Just hours before, protestors staged a sit-in at the building site, refusing to let plans go ahead for the path, which said say would become Glebe’s new skate ramp. But as the crushed residents regrouped outside the Council chambers, they did not have another plan of attack.

“We need to consider our options,” said Forest Lodge activist Peter Robinson.

Rumours even drifted that the City deployed security guards to stop locals entering the site.

Residents said they were unaware that the City changed its plans for the Orphan School Creek site, promised as a wildlife habitat for over a decade, but which now includes a broad ‘switchback’ path dividing the site, and a larger playground

Protestors waved large signs inside the meeting reading ‘Put the forest back into Forest Lodge’ and ‘Clover’s environmental legacy: a giant concrete block.’

Five residents spoke their case to the Lord Mayor, saying the City never sought proper consultation to change the plans for the site.

At a meeting with residents on Friday, Sydney City CEO, Monica Barone, admitted the proposed switchback path was never pictorially shown to residents.

The City said that, in compliance with the Disability Discrimination Act, the path was required so that people of all abilities, and parents with prams could access to the area.

But wheelchair-bound resident Anne-Marie Howard said the incline and the length of the path combined would make it impossible for her to use.

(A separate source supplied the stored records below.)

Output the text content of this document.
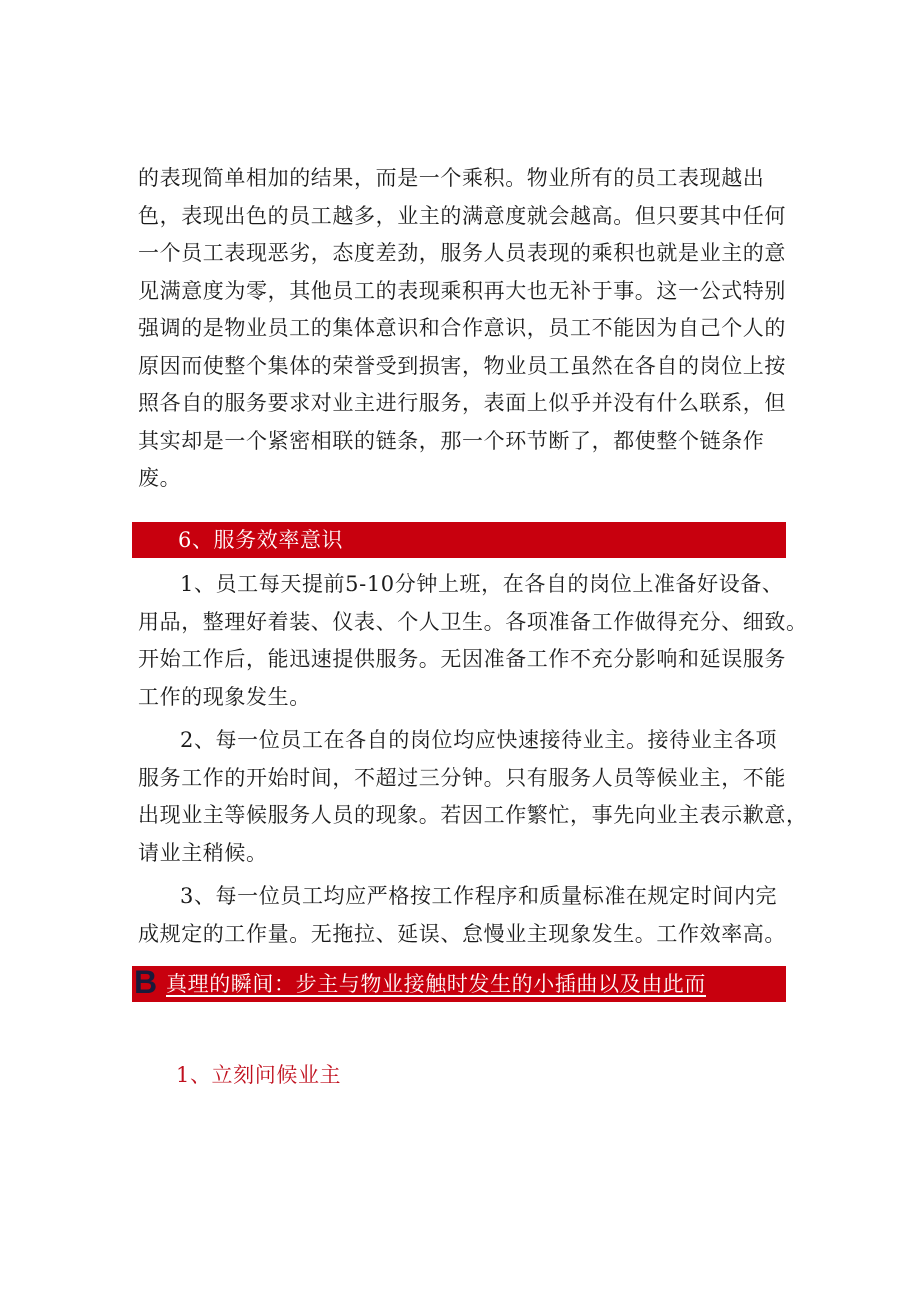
的表现简单相加的结果，而是一个乘积。物业所有的员工表现越出
色，表现出色的员工越多，业主的满意度就会越高。但只要其中任何
一个员工表现恶劣，态度差劲，服务人员表现的乘积也就是业主的意
见满意度为零，其他员工的表现乘积再大也无补于事。这一公式特别
强调的是物业员工的集体意识和合作意识，员工不能因为自己个人的
原因而使整个集体的荣誉受到损害，物业员工虽然在各自的岗位上按
照各自的服务要求对业主进行服务，表面上似乎并没有什么联系，但
其实却是一个紧密相联的链条，那一个环节断了，都使整个链条作
废。
6、服务效率意识
1、员工每天提前5-10分钟上班，在各自的岗位上准备好设备、
用品，整理好着装、仪表、个人卫生。各项准备工作做得充分、细致。
开始工作后，能迅速提供服务。无因准备工作不充分影响和延误服务
工作的现象发生。
2、每一位员工在各自的岗位均应快速接待业主。接待业主各项
服务工作的开始时间，不超过三分钟。只有服务人员等候业主，不能
出现业主等候服务人员的现象。若因工作繁忙，事先向业主表示歉意，
请业主稍候。
3、每一位员工均应严格按工作程序和质量标准在规定时间内完
成规定的工作量。无拖拉、延误、怠慢业主现象发生。工作效率高。
B 真理的瞬间：步主与物业接触时发生的小插曲以及由此而
1、立刻问候业主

“I can’t use this path. It’s not going to help me at all,” she said.

Moore defended the plan, saying that a decision was made for the interest of the “greater good,” to which residents, unanimous in their cause, replied “whose interest?”

Last Friday over 100 people gathered outside the gates of the Wood Street location last Friday to demand that work on the site be ceased and the proposed three-metre-wide concrete path be redesigned to resemble something closer to what the residents originally envisioned.

“This [path] will totally degrade the habitat value of the land. As soon as you start dividing the area up it will be destroyed,” said Sydney City Greens Councillor Chris Harris.

“We want to re-establish this unique habitat in the densely occupied inner city…and we can‘t do that with a path through it” said activist Andrea Robertson.

But not who all gathered at the protest were in favour of these community initiatives. One vocal resident interrupted the proceedings to say she would prefer “a bigger park than a couple more possums.”

Moore said the changes to the plans were not “massive” and that she had received a number of emails from parents in favour of a bigger playground. She said the City would plant 90 large trees and 600 lower to mid-level plants.

But resident Michela Noonan said that was very different from the original plans. “Grass augmented by low and mid level plants does not a forest make,” she said.

“Please don’t promise us a forest then change it without letting us have a formal and rightful imput.”

Residents of the City Quarter complex on Booth Street Camperdown, who directly overlook the site, are also frustrated by Council’s concept for a ‘green space.’

“Council has sold us out. We want the native habitat we were promised when we moved here,” says Ms Robertson.

“The solution is really simple,” said Councillor Harris. “Just remove the pathway and leave the area to the native animals and birds.”

Some protestors said that reoccupying the site was an option.

“Just a table, a few chairs, and an umbrella will stop that concrete being poured,” said Councillor Harris.